Dipartimento di Fisica e Scienze della Terra, Università degli Studi di Parma, viale delle Scienze 7A, 43124, Parma, Italy.
Phys Chem Chem Phys. 2013 Jul 14;15(26):10686-701. doi: 10.1039/c3cp51149a. Epub 2013 Jun 3.
The presence of cavities and tunnels in the interior of proteins, in conjunction with the structural plasticity arising from the coupling to the thermal fluctuations of the protein scaffold, has profound consequences on the pathways followed by ligands moving through the protein matrix. In this perspective we discuss how quantitative analysis of experimental rebinding kinetics from laser flash photolysis, trapping of unstable conformational states by embedding proteins within the nanopores of silica gels, and molecular simulations can synergistically converge to gain insight into the migration mechanism of ligands.
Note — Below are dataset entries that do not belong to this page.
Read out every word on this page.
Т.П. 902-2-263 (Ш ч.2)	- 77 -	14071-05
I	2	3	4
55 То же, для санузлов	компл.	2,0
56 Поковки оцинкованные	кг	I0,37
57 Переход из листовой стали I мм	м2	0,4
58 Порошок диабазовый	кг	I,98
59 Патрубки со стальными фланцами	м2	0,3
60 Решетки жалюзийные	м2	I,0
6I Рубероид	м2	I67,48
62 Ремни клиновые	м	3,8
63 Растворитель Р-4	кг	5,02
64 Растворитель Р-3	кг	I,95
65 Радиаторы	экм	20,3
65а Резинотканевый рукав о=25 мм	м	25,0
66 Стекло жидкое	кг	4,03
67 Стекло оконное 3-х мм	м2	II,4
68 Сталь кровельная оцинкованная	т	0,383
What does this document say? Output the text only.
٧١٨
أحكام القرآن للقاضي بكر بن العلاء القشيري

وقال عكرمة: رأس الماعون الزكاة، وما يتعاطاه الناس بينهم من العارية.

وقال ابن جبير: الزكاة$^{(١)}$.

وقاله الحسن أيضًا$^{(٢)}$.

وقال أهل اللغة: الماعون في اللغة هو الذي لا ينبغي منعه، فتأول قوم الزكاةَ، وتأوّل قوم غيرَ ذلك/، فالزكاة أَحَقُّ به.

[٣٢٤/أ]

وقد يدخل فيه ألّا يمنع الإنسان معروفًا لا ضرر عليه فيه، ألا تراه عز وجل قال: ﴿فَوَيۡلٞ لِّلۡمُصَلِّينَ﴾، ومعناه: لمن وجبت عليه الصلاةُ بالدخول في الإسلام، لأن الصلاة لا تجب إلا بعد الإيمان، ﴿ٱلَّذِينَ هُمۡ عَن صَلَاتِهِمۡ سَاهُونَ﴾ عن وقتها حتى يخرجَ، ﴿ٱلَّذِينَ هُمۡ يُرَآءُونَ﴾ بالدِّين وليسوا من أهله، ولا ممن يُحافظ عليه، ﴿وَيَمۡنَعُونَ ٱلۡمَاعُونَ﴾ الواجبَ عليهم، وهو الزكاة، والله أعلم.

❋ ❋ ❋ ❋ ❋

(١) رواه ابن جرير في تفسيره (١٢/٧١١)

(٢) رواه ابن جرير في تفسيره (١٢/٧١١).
We show how the evaluation of the free energy landscape for ligand diffusion based on the outcome of computational techniques can assist the definition of sound reaction schemes, leading to a comprehensive understanding of the broad range of chemical events and time scales that encompass the transport of small ligands in hemeproteins.
蛋白质内部的腔和隧道的存在,加上与蛋白质支架热波动的耦合所产生的结构可塑性,对配体在蛋白质基质中移动所遵循的途径有深远的影响。在这个观点中,我们讨论了如何通过定量分析激光闪光光解的实验再结合动力学、通过将蛋白质嵌入硅胶纳米孔中来捕获不稳定的构象状态,以及分子模拟,可以协同收敛,以深入了解配体的迁移机制。我们展示了如何基于计算技术的结果评估配体扩散的自由能景观,以协助确定合理的反应方案,从而全面理解包含小分子配体在血红素蛋白中运输的广泛化学事件和时间尺度。